平田さんが民芸に目覚めたのは、戦後の何も無い時代に、月刊誌「民芸」を読んだのがきっかけだった。中でも陶器の美しさに魅かれて、全国各地の窯元を訪ねるようになる。民芸好きが人の目にとまり、昭和40年頃、通産省が行っていた世界の民芸事情の調査に参加。約5年間、世界各地の民芸館、手仕事場、美術館を廻るうちに、すっかり民芸の虜になってしまったという。
先月、これまでの50年を振り返り、心に残る民芸品や、バーナード・リーチや濱田庄司との出会いなどを、当時詠んだ短歌と一緒に、一冊の本にまとめられた。タイトルは『モナリザに逢う』。写真はすべてご自身の撮影で、民芸の貴重な資料である。

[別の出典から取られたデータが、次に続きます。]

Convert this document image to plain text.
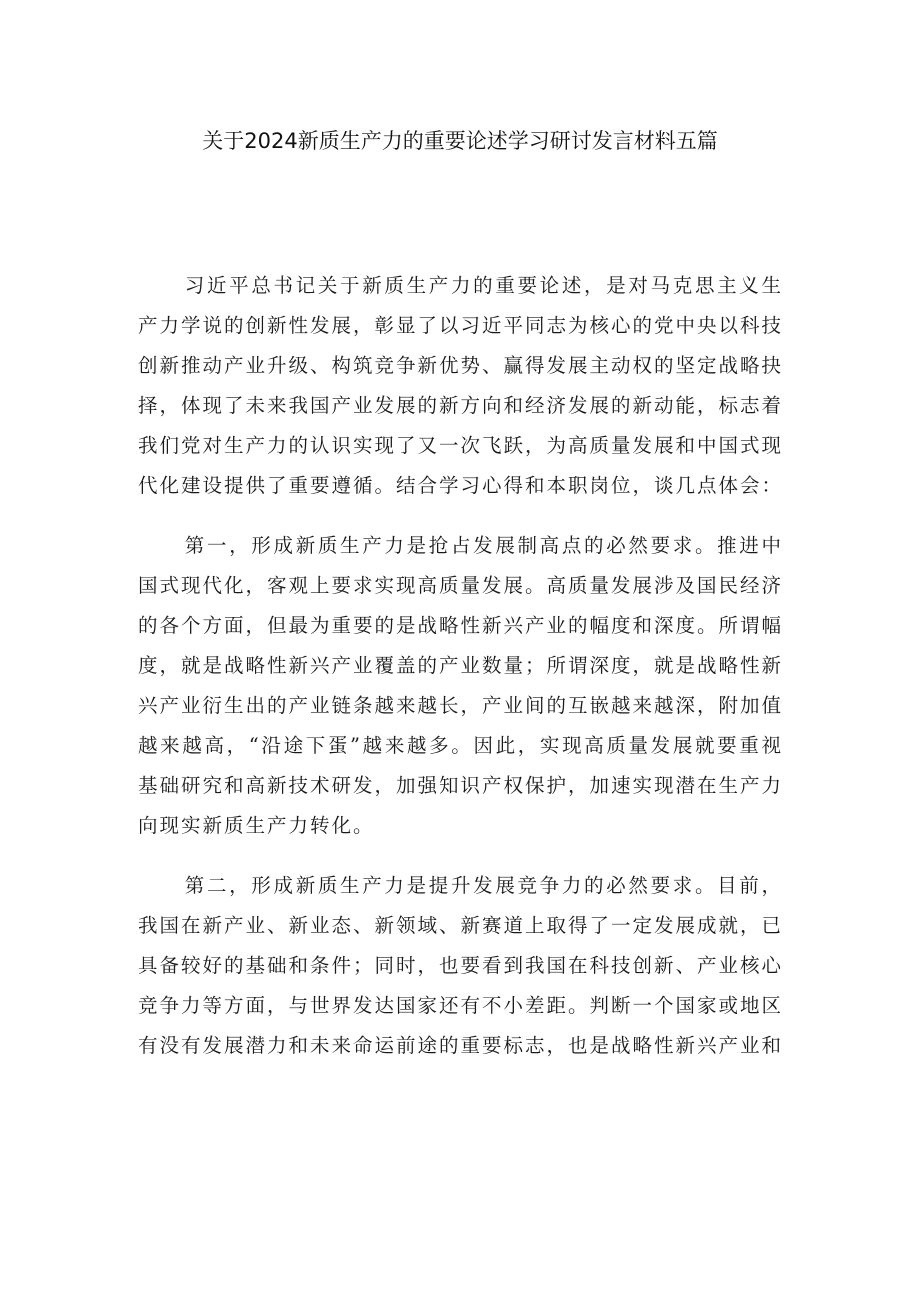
关于2024新质生产力的重要论述学习研讨发言材料五篇

习近平总书记关于新质生产力的重要论述，是对马克思主义生产力学说的创新性发展，彰显了以习近平同志为核心的党中央以科技创新推动产业升级、构筑竞争新优势、赢得发展主动权的坚定战略抉择，体现了未来我国产业发展的新方向和经济发展的新动能，标志着我们党对生产力的认识实现了又一次飞跃，为高质量发展和中国式现代化建设提供了重要遵循。结合学习心得和本职岗位，谈几点体会：

第一，形成新质生产力是抢占发展制高点的必然要求。推进中国式现代化，客观上要求实现高质量发展。高质量发展涉及国民经济的各个方面，但最为重要的是战略性新兴产业的幅度和深度。所谓幅度，就是战略性新兴产业覆盖的产业数量；所谓深度，就是战略性新兴产业衍生出的产业链条越来越长，产业间的互嵌越来越深，附加值越来越高，“沿途下蛋”越来越多。因此，实现高质量发展就要重视基础研究和高新技术研发，加强知识产权保护，加速实现潜在生产力向现实新质生产力转化。

第二，形成新质生产力是提升发展竞争力的必然要求。目前，我国在新产业、新业态、新领域、新赛道上取得了一定发展成就，已具备较好的基础和条件；同时，也要看到我国在科技创新、产业核心竞争力等方面，与世界发达国家还有不小差距。判断一个国家或地区有没有发展潜力和未来命运前途的重要标志，也是战略性新兴产业和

自分はもう十分手元に置いて楽しんだから、次の人に手渡したいと言われて、破格の安さでの提供である。「町内の皆さんに喜んでもらいたいから、タダでもいいけど、タダにすると粗末にされるので、一応、値段をつけました」という程度である。
買ってくださった方には、くじ引きでもれなく当たるプレゼントを用意してくださった。どなたも、買われたものよりいい品物を当てて、「いいのかしら」と恐縮しながらも、喜んで持って帰られた。平田さんはずっと、嬉しそうだった。
町内の皆さんをはじめ、いろんな人が来られて、お茶を飲み、民芸を手に取りながら話をして、帰っていかれた。二日目の夕方、平田さんはさすがに少し疲れられて、 「今年が最後かな」とおっしゃった。
平田さん、お疲れさまでした。また来年、もう少しいい気候の頃にやりましょう。 ありがとうございました。楽しかったです。